Wald provides treatments of advanced black hole topics such as causality
breakdowns, spacetime singularities, black hole thermodynamics and Hawking
radiation that are clear and accessible without being simplified.

The Large Scale Structure of Space-Time by
Stephen Hawking, G. F. Ellis (Contributor)
This has to be the most difficult book in all of theoretical physics.
However, Hawking's insight into black holes and the issues involved
in their definition and existence is quite deep and it's worth grinding
through his derivations and proofs in order to understand the fine points
of black hole physics.

Black
Holes and Relativistic Stars by Robert
M. Wald (Editor)
A comprehensive summary of progress made during the past decade on the
theory of black holes and relativistic stars, this collection includes
discussion of structure and oscillations of relativistic stars, the
use of gravitational radiation detectors, observational evidence for
black holes, cosmic censorship, numerical work related to black hole
collisions, the internal structure of black holes, black hole thermodynamics,
information loss and other issues related to the quantum properties
of black holes, and recent developments in the theory of black holes
in the context of string theory.

Quantum Field Theory in Curved Spacetime
and Black Hole Thermodynamics (Chicago Lectures in Physics) by by Robert
M. Wald (Editor)
In this book, Robert Wald provides a coherent, pedagogical introduction
to the formulation of quantum field theory in curved spacetime, the
most interesting facet of which is the predicted decay of black holes
through quantum Hawking radiation.

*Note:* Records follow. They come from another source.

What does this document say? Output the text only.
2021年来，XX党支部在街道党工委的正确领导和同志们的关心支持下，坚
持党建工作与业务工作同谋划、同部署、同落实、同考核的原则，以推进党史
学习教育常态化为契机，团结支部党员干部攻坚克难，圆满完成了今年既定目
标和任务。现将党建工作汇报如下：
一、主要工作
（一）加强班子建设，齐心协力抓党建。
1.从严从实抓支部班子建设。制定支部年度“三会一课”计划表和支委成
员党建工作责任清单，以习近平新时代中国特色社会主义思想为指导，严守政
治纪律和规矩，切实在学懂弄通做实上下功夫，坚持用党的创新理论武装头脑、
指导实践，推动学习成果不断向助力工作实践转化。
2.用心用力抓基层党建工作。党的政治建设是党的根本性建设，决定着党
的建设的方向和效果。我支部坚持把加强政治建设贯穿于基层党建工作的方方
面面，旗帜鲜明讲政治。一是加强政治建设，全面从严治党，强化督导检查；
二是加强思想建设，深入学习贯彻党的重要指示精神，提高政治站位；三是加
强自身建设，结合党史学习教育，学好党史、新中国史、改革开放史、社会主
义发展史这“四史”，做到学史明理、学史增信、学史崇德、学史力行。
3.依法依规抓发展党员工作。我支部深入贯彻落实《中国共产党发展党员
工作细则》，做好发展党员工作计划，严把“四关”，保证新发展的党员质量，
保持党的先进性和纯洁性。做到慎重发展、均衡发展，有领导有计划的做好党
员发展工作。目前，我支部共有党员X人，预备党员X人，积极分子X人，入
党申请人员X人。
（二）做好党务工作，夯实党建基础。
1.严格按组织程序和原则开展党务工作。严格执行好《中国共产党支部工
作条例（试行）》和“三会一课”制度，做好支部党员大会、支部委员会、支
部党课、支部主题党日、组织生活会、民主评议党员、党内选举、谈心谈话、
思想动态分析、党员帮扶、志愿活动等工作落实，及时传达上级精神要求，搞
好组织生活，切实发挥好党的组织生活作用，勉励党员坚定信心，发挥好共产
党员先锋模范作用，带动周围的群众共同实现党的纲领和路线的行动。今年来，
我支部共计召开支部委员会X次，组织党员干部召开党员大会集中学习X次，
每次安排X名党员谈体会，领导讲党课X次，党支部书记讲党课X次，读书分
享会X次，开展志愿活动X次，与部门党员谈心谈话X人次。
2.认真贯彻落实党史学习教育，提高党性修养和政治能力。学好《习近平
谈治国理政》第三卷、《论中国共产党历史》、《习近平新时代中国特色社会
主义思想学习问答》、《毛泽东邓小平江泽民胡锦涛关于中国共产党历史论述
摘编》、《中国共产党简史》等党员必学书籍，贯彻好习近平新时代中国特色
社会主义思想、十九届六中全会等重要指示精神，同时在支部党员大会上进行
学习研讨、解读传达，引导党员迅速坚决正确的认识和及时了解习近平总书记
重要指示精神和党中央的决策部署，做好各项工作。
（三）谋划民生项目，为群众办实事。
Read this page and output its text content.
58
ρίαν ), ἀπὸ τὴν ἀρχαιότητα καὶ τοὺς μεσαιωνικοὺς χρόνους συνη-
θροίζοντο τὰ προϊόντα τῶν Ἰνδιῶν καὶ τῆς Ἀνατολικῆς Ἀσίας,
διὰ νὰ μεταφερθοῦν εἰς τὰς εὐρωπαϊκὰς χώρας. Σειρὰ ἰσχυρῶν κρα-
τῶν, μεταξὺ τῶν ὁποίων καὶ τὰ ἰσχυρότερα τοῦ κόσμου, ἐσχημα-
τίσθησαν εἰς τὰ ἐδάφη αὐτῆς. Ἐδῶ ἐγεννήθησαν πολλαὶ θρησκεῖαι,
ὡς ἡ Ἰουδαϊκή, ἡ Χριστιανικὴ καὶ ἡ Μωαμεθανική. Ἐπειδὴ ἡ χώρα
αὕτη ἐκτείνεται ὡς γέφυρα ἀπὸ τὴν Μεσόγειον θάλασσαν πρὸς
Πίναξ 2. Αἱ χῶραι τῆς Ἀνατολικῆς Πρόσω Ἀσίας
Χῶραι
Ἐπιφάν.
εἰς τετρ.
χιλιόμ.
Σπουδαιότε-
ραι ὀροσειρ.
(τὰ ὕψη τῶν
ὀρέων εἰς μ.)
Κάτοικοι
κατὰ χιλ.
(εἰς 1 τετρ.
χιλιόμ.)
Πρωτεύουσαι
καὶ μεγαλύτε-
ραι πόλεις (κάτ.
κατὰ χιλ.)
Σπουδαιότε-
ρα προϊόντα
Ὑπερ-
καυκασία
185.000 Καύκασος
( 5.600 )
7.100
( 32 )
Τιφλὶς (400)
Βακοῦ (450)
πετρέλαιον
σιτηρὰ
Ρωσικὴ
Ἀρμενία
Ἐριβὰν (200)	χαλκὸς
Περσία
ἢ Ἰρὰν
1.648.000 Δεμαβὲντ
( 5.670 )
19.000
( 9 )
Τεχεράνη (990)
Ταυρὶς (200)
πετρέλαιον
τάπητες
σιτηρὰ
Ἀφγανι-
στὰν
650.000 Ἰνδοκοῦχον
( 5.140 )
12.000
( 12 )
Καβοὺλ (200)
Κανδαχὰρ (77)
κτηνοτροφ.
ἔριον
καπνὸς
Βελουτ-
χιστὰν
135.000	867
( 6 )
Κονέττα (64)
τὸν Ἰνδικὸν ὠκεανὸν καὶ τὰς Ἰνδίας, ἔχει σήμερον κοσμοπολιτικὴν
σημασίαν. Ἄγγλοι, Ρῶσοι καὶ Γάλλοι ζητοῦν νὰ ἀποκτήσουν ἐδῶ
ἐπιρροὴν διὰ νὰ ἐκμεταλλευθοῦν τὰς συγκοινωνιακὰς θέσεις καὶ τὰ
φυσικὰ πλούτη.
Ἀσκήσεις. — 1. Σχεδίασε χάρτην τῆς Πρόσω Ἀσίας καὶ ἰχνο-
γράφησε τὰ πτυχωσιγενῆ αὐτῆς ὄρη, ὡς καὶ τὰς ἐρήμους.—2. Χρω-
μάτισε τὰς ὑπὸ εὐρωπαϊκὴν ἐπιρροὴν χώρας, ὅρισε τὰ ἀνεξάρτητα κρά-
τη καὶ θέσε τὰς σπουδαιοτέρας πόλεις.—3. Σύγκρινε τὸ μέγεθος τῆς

This book will be accessible to students
and researchers who have had introductory courses in general relativity
and quantum field theory, and will be of interest to scientists in general
relativity and related fields.

Lorentzian
Wormholes: From Einstein to Hawking by Matt Visser
The author draws on pivotal work by Einstein, Wheeler, Morris, Thorne,
Hawking, and others to explore the science behind the science fiction,
concluding that it is possible to deduce the physical properties of
such theoretical exotica as wormholes and time travel. Of interest to
physicists, students of general relativity, cosmology, quantum physics,
or any reader with a background in physics.

The Mathematical Theory of Black Holes (Oxford
Classic Texts in the Physical Sciences) by S. Chandrasekhar
This is a classic book by legendary Indian theoretical physicist Subramanyan
Chandrasekhar. Chandrasekhar was the first physicist to seriously proposed
that real stars could collapse to become black holes, and for delivering
this challenging wisdom to the heavyweights of his field, the young
physicist nearly paid with his career. This is a classic text, although
modern readers may find the old-fashioned notation ponderous.